October 17, 2009

mcelog - monitor hardware issues

It is often the case to receive a call in the middle of the night or walk into the office and find out a server which failed due to hardware problems.

What is mcelog?

From the project site description

mcelog decodes machine check events (hardware errors) on x86-64 machines running a 64-bit Linux kernel. It should be run regularly as a cron job on any x86-64 Linux system (if it is not in the default packages on your x86-64 distribution, please complain to your distributor). It can also decode machine check panic messages from console logs.

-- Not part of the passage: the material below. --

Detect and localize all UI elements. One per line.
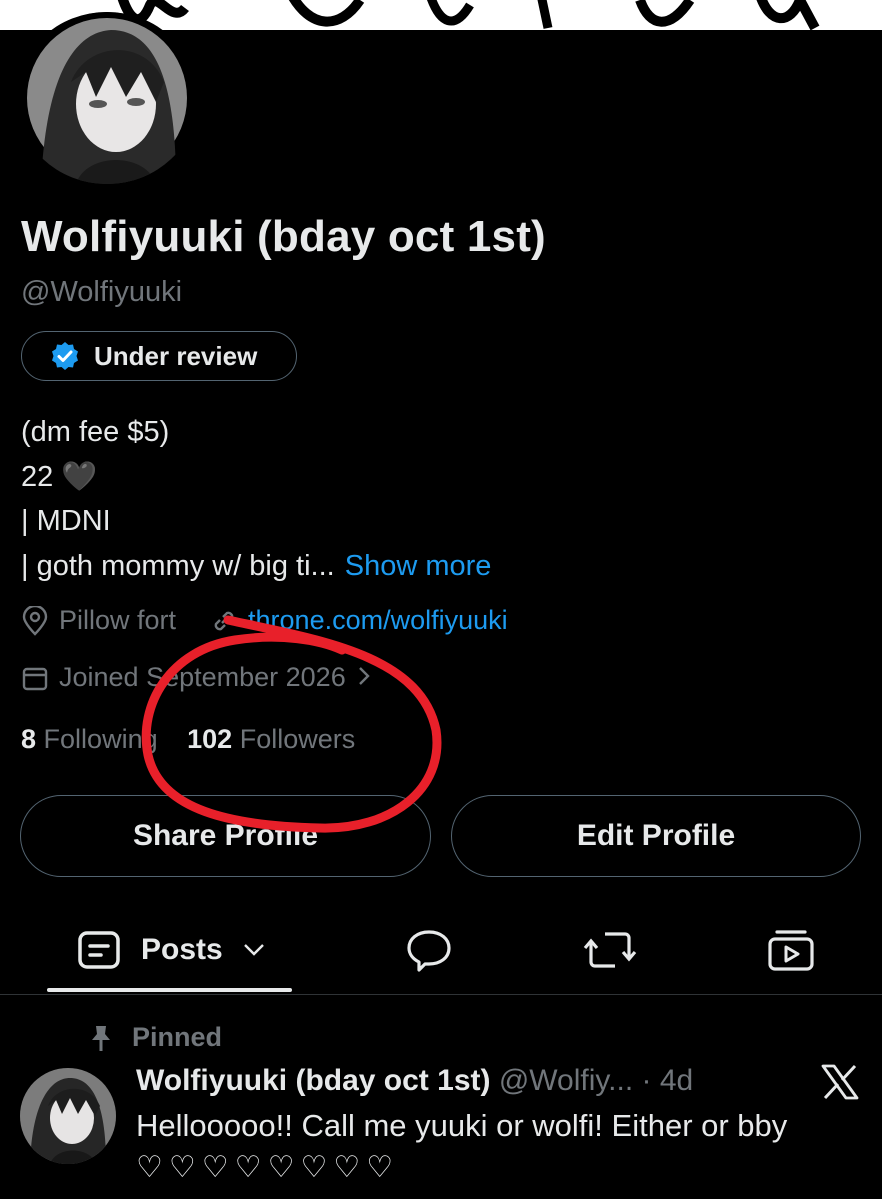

Now before we go on, it is important to understand what MCE is

MCE stands for Machine Check Exception, which is nothing but an AMD/Intel 64bit feature that allows to detect unrecoverable hardware problem such as “Communication errors between the motherboard and the CPU, CPU cache errors, Memory ECC erros etc..”

A common MCE log error would look like this

CPU 0: Machine Check Exception: 0000000400000000<0> fault: 0000 CPU: 0 EIP: 0010:[mcheck_fault+225336] EFLAGS: 00010246 eax: 00000115 ebx: 72000000 ecx: 00000405 edx: 72000000 esi: 00000004 edi: 00000003 ebp: 00000115 esp: c3187f94 ds: 0018 es: 0018 ss: 0018

A program like syslogd will write the message to the console or to the kernel log; if the machine crashes, then only to the console.

mcelog will therefore “decode” those machine event errors, which are saved in the special kernel buffer /dev/mcelog.

Work with mcelog

mcelog should be run as a cron

/usr/sbin/mcelog –generic –ignorenodev –filter >> /var/log/mcelog

Make sure to check the man page of mcelog for all the options.

I would recommend setting up a script to email you in case of alerts or even why not “pipe your mcelog through a socket

That’s it. Hopefully from now, you can catch system, hardware errors before a kernel panic :-)